Taylor Swift verklagt jetzt ihre KI-Klone
Taylor Swift hat genug. Die Sängerin geht mit neuen Trademark-Anträgen gegen KI-Fälscher vor, die ihre Stimme und ihren Namen klauen.
Was konkret passiert ist
Swifts Anwälte haben letzte Woche Markenanträge für zwei Sätze eingereicht: "Hey, it's Taylor Swift" und "Hey, it's Taylor". Damit soll verhindert werden, dass KI-Stimmenklone diese Phrasen nutzen. Der Grund: Seit Jahren tauchen gefälschte Swift-Audios und -Videos im Netz auf.
Warum gerade jetzt
Swift war mehrfach Opfer von KI-Missbrauch — von Deepfake-Pornos bis zu gefälschten Endorsements. Die bisherige Rechtslage?

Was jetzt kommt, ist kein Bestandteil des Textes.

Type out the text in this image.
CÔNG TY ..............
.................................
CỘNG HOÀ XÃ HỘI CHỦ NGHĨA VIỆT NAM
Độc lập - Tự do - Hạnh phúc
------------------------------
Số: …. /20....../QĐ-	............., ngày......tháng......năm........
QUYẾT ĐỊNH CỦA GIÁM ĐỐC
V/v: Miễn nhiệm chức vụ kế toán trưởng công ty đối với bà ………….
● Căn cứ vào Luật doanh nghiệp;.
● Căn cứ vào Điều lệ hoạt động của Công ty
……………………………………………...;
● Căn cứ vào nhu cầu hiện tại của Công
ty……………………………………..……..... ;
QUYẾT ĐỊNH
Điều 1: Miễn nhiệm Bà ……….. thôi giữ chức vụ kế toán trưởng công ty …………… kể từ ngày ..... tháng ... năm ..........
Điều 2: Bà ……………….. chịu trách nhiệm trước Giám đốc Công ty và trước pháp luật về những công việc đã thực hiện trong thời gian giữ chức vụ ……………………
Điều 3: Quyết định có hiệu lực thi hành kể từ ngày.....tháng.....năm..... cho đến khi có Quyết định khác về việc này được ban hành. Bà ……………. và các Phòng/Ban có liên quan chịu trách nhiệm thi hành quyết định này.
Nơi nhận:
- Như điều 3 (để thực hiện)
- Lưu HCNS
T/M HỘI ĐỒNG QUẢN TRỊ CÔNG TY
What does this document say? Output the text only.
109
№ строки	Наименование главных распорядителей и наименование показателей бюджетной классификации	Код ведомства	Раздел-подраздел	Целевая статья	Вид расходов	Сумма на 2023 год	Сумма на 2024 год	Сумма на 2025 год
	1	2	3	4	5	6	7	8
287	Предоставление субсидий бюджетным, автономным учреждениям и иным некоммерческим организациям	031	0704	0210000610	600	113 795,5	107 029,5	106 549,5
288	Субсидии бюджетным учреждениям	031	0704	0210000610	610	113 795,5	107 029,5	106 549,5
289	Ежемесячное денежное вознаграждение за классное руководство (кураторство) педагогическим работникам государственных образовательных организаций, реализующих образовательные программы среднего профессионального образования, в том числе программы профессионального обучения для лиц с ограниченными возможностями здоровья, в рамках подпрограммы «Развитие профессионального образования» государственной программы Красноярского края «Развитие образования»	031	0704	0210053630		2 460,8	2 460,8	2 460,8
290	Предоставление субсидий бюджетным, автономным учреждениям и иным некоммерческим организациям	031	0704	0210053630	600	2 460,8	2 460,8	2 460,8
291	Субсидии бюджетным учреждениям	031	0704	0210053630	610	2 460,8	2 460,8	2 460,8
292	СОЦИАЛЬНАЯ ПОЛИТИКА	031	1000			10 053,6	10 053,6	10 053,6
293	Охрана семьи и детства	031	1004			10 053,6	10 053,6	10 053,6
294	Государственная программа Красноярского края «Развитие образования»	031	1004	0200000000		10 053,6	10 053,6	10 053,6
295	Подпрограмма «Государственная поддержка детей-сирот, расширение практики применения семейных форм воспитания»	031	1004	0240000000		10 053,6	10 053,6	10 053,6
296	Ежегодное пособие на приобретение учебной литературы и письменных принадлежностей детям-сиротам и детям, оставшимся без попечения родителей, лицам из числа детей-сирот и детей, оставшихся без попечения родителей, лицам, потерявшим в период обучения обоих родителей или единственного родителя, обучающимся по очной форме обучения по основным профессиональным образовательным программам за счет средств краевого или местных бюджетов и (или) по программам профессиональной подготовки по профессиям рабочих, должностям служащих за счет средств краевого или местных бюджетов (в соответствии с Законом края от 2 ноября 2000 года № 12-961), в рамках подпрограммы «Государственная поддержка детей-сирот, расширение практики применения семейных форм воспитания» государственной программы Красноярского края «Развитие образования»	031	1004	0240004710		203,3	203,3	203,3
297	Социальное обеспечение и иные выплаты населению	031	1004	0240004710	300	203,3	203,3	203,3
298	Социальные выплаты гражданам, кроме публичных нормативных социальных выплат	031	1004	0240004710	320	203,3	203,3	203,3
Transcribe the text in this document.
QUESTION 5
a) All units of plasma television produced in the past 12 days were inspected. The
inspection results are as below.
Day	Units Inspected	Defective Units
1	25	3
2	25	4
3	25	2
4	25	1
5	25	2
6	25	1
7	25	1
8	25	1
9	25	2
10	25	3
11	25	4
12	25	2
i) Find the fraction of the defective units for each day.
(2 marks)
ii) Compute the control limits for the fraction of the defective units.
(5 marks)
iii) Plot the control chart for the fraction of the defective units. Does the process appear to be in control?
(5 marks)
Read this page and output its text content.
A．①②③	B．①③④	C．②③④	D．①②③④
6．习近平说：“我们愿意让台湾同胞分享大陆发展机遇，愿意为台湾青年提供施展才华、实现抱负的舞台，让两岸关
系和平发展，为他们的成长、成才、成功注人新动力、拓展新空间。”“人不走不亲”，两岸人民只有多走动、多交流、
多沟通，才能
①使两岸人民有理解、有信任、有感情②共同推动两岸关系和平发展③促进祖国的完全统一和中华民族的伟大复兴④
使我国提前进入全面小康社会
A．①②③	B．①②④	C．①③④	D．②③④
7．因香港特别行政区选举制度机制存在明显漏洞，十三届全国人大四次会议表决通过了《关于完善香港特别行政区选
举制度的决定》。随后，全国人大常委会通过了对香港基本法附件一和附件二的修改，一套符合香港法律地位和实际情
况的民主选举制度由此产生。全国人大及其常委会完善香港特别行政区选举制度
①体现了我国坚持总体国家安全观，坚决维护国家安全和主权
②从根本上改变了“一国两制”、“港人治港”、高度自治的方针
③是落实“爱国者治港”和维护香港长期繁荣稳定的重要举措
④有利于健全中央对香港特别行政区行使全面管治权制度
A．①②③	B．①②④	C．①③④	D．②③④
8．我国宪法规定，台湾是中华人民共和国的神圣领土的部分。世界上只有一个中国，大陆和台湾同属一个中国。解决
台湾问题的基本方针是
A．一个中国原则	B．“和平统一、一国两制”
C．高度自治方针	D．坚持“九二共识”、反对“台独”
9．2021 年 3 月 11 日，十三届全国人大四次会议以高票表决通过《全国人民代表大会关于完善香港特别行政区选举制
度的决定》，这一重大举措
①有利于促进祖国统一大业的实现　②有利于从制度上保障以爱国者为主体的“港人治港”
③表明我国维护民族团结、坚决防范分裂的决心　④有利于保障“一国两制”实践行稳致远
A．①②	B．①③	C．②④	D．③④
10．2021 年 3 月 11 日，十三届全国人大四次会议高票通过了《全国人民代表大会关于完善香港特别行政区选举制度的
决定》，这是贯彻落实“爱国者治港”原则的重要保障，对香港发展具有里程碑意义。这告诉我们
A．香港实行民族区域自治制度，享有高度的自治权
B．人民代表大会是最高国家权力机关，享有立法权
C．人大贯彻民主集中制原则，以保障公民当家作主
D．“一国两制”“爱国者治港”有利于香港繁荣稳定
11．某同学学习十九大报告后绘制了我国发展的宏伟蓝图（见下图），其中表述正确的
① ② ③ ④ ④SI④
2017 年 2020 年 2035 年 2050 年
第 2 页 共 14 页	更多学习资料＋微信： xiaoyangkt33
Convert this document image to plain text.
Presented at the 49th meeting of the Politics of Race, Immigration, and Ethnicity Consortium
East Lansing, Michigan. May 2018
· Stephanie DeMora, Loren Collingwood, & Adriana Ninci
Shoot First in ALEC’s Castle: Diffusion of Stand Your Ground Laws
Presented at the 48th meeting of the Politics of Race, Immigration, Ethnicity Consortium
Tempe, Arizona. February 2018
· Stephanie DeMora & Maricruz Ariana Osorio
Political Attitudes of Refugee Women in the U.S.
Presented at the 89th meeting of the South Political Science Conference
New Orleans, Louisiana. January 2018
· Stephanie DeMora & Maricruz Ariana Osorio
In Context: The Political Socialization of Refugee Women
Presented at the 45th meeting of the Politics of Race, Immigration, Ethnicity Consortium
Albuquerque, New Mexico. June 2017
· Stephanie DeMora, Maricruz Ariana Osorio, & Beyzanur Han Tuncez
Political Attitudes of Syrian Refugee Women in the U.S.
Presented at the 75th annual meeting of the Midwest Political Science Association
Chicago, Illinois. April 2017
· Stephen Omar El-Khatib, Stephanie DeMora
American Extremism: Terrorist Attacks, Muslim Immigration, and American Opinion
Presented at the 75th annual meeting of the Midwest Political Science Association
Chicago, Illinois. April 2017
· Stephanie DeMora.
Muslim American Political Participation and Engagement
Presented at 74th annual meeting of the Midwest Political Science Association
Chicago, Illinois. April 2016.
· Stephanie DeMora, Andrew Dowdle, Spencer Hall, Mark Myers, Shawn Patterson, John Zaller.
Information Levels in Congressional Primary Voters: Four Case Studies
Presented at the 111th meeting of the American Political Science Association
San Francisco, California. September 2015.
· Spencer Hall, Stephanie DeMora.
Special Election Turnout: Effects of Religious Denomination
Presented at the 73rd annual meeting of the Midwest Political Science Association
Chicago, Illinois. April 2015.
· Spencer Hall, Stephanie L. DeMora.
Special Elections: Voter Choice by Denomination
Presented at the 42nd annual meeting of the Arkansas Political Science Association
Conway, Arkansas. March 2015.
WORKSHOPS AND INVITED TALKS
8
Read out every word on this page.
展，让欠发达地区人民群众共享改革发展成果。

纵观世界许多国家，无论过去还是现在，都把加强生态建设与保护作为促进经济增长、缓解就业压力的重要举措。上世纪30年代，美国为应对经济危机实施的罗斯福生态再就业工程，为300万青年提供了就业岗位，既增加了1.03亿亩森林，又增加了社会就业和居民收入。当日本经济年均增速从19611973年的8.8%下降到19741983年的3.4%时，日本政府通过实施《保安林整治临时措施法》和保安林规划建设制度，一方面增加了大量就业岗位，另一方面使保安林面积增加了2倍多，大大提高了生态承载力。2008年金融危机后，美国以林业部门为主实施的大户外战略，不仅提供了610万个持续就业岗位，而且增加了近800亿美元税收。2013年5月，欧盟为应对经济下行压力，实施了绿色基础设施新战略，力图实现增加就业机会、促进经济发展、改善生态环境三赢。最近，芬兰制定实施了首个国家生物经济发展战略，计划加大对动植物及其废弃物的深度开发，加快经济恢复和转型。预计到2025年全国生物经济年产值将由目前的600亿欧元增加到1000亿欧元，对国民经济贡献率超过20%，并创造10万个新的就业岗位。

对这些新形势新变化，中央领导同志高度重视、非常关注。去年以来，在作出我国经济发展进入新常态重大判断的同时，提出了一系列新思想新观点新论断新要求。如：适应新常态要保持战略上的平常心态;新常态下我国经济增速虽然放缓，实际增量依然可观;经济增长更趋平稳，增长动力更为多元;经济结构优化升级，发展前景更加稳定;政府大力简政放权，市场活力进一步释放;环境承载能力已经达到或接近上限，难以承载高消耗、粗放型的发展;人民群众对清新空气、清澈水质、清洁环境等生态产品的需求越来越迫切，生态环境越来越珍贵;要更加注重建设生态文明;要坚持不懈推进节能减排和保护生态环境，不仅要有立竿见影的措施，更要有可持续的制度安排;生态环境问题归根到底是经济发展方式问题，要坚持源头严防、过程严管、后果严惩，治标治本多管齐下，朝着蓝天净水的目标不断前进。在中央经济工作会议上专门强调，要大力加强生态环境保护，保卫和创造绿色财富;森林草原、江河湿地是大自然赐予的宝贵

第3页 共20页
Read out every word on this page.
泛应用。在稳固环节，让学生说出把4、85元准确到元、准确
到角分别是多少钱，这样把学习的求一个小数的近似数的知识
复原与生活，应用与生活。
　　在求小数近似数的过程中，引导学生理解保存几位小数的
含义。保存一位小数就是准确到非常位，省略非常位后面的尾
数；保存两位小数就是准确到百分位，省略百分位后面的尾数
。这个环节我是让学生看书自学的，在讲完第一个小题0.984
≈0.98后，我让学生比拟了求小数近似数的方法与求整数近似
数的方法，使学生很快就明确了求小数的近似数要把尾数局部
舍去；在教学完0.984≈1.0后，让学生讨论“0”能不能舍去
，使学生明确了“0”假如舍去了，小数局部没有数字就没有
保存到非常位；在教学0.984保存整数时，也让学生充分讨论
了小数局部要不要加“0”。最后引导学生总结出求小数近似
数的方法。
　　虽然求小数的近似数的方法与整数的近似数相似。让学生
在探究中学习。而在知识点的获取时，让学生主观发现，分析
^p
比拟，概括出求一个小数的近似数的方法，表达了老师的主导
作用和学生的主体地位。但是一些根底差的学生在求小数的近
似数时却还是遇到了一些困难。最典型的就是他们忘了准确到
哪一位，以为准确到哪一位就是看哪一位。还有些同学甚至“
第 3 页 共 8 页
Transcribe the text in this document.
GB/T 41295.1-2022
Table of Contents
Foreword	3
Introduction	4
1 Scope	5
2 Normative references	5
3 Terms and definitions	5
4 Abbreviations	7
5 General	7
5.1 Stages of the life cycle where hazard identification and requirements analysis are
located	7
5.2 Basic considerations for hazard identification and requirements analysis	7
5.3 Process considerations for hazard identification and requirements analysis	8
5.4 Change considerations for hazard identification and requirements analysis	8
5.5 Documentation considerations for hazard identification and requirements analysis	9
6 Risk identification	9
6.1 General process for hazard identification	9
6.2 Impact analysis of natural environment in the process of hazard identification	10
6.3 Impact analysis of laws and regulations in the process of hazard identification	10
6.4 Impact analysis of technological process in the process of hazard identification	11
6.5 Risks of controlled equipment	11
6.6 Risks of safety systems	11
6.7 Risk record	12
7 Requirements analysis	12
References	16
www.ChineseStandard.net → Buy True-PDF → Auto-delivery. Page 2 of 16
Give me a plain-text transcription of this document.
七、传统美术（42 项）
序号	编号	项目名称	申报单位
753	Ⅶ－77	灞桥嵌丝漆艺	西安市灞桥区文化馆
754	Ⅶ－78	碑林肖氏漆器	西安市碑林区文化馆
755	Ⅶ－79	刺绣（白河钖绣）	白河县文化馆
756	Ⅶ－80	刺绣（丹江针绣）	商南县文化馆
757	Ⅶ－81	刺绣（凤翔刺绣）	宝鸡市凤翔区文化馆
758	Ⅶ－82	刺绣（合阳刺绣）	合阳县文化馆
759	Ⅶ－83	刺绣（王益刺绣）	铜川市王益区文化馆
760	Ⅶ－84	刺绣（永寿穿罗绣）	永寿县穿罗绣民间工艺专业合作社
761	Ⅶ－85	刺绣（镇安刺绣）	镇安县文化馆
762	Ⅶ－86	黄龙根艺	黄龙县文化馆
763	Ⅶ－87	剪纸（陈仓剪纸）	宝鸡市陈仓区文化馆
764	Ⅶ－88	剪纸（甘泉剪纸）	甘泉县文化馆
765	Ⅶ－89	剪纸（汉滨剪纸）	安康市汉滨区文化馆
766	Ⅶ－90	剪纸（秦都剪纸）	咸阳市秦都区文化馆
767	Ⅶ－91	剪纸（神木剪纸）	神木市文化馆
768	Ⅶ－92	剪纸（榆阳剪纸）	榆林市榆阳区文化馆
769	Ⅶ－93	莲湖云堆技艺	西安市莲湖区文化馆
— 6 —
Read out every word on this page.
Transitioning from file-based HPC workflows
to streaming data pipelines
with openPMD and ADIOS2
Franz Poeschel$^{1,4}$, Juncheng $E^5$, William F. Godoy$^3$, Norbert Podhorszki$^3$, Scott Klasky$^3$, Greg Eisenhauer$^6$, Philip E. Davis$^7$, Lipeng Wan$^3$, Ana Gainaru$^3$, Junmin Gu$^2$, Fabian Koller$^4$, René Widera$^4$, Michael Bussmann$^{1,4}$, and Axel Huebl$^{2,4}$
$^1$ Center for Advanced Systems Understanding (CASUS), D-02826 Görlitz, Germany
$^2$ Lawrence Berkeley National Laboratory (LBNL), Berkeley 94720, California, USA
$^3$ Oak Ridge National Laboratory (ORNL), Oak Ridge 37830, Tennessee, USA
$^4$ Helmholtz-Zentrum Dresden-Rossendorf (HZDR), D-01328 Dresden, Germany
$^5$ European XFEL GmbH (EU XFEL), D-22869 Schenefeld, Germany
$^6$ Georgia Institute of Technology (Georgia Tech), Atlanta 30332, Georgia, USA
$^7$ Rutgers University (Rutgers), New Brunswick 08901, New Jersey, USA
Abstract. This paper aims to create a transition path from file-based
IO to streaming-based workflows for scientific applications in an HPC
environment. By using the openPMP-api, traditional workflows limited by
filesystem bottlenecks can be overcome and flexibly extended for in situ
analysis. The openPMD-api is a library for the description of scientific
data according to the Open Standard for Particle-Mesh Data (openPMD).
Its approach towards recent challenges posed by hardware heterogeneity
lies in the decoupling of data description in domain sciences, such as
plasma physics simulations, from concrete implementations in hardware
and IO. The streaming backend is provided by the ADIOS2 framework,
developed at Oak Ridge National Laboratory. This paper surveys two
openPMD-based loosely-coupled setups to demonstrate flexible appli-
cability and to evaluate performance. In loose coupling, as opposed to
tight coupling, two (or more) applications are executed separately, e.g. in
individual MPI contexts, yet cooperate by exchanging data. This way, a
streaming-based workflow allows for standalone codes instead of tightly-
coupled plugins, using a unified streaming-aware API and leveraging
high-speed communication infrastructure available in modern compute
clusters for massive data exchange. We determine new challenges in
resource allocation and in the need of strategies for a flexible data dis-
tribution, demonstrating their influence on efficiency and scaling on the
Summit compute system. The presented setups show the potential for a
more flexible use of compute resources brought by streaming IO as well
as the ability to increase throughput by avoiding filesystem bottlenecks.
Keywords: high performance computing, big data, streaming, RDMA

Ein Flickenteppich, der Prominente kaum schützt.
📅 Timeline
- 2023:** Erste KI-generierte Swift-Songs gehen viral
- 2024:** Deepfake-Skandal mit expliziten Bildern auf X/Twitter
- 2025:** US-Gesetzgeber diskutieren DEFIANCE Act und NO FAKES Act
- 2026:** Swift reicht selbst Trademark-Anträge ein
Das Problem mit der Strategie
Trademark-Schutz klingt clever, ist aber ein Umweg. Markenrecht schützt Phrasen im geschäftlichen Verkehr — nicht gegen jede KI-Imitation.
✅ Pro
- Setzt ein Signal: Prominente wehren sich aktiv
- Trademark-Klagen sind schneller als neue Gesetze
- Schafft Präzedenzfälle für andere Künstler
❌ Con
- Markenrecht deckt nur kommerzielle Nutzung ab
- KI-Stimmenklone sprechen selten exakt diese Phrasen
- Durchsetzung gegen anonyme Accounts fast unmöglich
💡 Was das bedeutet
Swift testet einen Rechtsweg, den es so noch nicht gab. Wenn es funktioniert, werden hunderte Künstler nachziehen. Wenn nicht, zeigt es nur, wie hilflos das Rechtssystem gegenüber KI-Fälschungen noch ist.